Hard trade-offs with social media age limits

Dr Eric Crampton
Insights Newsletter
1 August, 2025

The government is worried about the harms some youths experience on social media.  

The Prime Minister has announced his support for age limits. Social media platforms would face penalties if those under 16 made it onto their sites. Parliament is now holding a broader inquiry.  

Trying to address real harms can create new problems. A ban, as compared to parental discretion, is fraught. 

First, government must decide what counts as social media. Any definition that seems adequate today might not hold up when kids switch to a different platform that lets them keep talking with their friends.  

But even leaving aside definitional questions, making platforms liable if teenagers find their way onto their site requires finding some balance across three problems.  

A system can be hard for kids to get around.

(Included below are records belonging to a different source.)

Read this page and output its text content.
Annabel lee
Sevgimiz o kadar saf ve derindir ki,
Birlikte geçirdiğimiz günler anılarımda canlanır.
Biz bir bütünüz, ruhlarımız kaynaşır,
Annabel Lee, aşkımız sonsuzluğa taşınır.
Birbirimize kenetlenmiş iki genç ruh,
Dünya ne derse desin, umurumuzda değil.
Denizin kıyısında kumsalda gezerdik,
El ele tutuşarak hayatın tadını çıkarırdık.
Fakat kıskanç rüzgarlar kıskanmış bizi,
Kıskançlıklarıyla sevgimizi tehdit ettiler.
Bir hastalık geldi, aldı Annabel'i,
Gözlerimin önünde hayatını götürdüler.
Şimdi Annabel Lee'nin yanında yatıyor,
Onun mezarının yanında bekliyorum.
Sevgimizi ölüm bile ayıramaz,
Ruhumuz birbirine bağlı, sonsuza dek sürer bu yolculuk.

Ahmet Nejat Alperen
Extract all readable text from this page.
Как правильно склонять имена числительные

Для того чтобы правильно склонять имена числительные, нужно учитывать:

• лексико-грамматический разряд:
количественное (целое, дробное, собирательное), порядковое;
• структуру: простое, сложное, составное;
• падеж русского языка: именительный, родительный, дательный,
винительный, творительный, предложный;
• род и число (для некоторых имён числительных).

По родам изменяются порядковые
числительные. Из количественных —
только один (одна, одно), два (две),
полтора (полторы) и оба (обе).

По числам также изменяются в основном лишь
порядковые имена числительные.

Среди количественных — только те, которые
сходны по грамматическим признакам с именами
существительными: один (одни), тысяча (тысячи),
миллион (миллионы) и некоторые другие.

It can be relatively easy for adults to navigate. And it can respect privacy. But it is likely impossible to do all three of these at the same time.  

Any system that is hard for kids to work around will be cumbersome for adults if it also respects privacy. There are versions of online age verification that respect privacy. But where kids have older friends as willing accomplices, those solutions require frequent checks to make sure that a fifteen-year-old hasn’t used an older friend’s ID for verification. Those checks would also affect people above the age limit. 

Making it less cumbersome for adults would require a one-off real identity verification with each platform, like a picture of your passport or driver’s license. Adults will have to prove that they are not teenagers – especially where platforms are up for fines if they get things wrong.  

But there are good, defensible, legitimate reasons for adults to write online under pen names or pseudonyms. If platforms know who you are, so will hackers. If you are posting from New Zealand and have family in China, this could be a problem.  

The UK’s recent online child protection legislation requires age verification for those wanting to see ‘sensitive content’, which currently even includes some speeches in Parliament. UK uptake of VPNs, which let you pretend to be in another country, has skyrocketed. And now the UK is considering bans on VPNs.  

The Simpsons character Helen Lovejoy is famous for asking, “Won’t somebody please think of the children?”  

I wish more people would also think about the trade-offs.